POR QUE ME AMO

Se algo se constrói do nada eu reconheço aqui a insuficiência do meu conhecimento para me pronunciar acerca disso, mas se algo se reconstrói de escombros, se algo se refaz do que não se fez e se algo recomeça de um fim, isso eu reconheço, afirmo e reafirmo, porque “isso” sou eu, e por isso é que eu me amo.

Eu me amo pelos quadros isolados, por todo o conjunto da obra e pela humildade de reconhecer a beleza do que em mim ainda está inacabado. Uma beleza tão singular... Não é linda. Não sou linda... Apenas sou bela, e por isso me amo. Sei reconhecer uma pessoa independente do gênero, quando é linda, mas só a admiro quando ela o sabe ser. E me amo porque encontrei admiração nisso, em aprender a distinguir mesmo quando não me considero inclusa, vou assim dizer, classe.

Eu não me amo só quando sinto que estou sendo amada... Amar é causa, ser amada é consequência... E foi não machucando as flores que fui percebendo e esmiuçando a beleza de cada ato, onde o belo habitou em mim. Esse meu amor veio das minhas escolhas do meu livre arbítrio, quando por exemplo, eu quis matar de raiva e optei por matar a raiva em mim. Posteriormente o que ou quem eu quis matar, por fim acabou morrendo ou adoecendo, e com as mãos que quis ferir, cuidei.

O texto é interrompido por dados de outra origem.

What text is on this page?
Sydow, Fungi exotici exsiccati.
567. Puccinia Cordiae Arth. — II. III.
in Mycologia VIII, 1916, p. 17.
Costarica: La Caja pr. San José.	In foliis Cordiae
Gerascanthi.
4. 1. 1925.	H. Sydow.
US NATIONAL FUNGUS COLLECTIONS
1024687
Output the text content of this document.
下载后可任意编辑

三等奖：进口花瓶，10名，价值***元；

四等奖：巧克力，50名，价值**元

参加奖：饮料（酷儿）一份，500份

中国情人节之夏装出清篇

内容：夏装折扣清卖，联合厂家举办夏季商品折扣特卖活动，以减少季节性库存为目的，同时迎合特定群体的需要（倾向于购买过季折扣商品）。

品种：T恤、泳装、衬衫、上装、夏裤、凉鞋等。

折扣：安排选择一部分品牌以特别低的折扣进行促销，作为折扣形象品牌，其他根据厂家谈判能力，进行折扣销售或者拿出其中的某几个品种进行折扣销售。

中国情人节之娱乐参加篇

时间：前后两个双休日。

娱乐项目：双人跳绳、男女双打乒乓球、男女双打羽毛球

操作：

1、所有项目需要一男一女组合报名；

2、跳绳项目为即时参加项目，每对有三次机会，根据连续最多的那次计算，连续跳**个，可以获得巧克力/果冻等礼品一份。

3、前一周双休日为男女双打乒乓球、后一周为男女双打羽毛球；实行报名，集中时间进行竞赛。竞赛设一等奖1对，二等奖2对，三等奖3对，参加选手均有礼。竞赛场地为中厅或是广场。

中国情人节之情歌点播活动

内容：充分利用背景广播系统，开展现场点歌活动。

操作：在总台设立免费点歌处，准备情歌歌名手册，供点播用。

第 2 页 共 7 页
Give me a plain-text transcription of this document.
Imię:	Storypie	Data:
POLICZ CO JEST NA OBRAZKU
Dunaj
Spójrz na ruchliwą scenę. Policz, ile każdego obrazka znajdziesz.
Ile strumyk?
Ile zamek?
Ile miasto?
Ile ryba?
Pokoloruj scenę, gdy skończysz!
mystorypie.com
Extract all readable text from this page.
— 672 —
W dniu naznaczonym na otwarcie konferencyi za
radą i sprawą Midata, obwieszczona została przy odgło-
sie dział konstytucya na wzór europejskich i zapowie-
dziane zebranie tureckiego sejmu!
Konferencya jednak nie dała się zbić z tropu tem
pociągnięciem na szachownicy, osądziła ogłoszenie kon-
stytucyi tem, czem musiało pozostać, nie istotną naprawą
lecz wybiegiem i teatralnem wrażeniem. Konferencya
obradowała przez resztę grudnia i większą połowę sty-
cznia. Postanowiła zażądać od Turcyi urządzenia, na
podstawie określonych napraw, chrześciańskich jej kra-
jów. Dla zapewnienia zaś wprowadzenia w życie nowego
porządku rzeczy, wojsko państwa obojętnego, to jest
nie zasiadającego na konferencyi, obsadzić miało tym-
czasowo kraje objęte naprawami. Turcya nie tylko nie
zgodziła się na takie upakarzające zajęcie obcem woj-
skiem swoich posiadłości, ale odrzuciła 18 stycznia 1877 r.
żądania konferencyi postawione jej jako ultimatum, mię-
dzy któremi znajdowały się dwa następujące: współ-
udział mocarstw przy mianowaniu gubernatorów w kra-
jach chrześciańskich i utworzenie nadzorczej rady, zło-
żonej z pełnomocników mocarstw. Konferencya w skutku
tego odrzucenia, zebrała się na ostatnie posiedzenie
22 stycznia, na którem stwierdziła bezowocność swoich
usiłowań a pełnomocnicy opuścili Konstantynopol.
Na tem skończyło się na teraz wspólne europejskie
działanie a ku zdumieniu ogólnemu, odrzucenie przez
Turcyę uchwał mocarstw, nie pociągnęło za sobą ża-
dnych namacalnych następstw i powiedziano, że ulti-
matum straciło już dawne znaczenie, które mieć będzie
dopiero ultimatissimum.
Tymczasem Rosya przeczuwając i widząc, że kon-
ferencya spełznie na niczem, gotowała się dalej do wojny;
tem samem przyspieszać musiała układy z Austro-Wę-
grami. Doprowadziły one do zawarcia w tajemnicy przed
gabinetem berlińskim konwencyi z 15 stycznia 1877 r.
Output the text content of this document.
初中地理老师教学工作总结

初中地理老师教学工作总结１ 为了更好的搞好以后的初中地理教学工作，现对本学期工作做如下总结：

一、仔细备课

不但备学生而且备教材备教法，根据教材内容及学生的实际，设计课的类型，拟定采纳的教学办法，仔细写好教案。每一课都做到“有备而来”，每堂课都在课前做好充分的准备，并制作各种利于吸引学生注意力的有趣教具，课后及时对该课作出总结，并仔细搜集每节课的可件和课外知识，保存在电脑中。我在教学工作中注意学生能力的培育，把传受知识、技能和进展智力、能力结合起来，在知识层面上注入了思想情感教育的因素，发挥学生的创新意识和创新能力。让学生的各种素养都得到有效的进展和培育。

Cheguei ao ponto de certa vez me pegar pulando formigas. Mas essa “loucura” veio bem depois da minha decisão de não abandonar nas matas ou estradas deste inverno, quatro bichanos abandonados para mim. Se os tais serezinhos possuem uma alma ou não, eu não desejo também abordar esta questão. Mas, eu só sei que isso que dizem que nós os seres humanos temos, chamado de alma, olhou para o olhar de um ser não humano, e optou de novo por não desumanizar. Esta alma em mim conseguiu exercer empatia por seres não humanos, mas que acredita serem divinos. Talvez isso explique...

Depois de todo o aprendizado que tive com as lições que a vida escolheu por desenvolver na minha linha do tempo, creio que o principal motivo pelo o qual eu me amo é por me considerar livre. Livre mas nem sempre liberta, por ainda conter muitas amarras em mim. Sou livre para reconhecer sem peso na minha consciência que em mim habita a amarra da hipocrisia, fato este, que não me torna liberta da mesma. A minha alma exerce empatia com bichanos e seres não humanos que vivem próximos a mim, mas eu como carne. Quem me livra disso? Simples, eu. Mas, não quero. Por tanto sou livre para aceitar o julgamento, mas aqui também sou liberta da amarra de não querer julgar. Por isso termino esta pauta porque o intuito aqui não foi o de provocar o escândalo, até mesmo porque o amor não escandaliza, mas muitas vezes constrange.

Eu me amor porque não sou de fazer guerras, sou de fazer a paz, que só se torna possível depois que guerreio as guerras em mim, e as venço. Eu não sei fazer a guerra, mas sei ser ela quando preciso. Aliás, foram dos escombros de muitas delas que me refiz. Refiz-me, e ainda não sou, estou sendo e só serei de fato quando o inacabado que há em mim, se unir à plenitude de tudo e de todas as coisas.

Eu me amo por todos os que não me amaram e pelos que diziam amar, mas que foram levados pelo vento, juntamente com o vazio de suas palavras. Foram duras, mas valiosas as lições de fazer na prática e tornar concreto, quando o que se apresentaram foram ferramentas abstratas, e um pouco pior do que isso, inexistentes também. Porque o fato de algo ser abstrato, não implica necessariamente o dever de ser inexistente. Pode ser abstrato e perfeitamente existir. Mas, muitas vezes não foi esse o meu caso.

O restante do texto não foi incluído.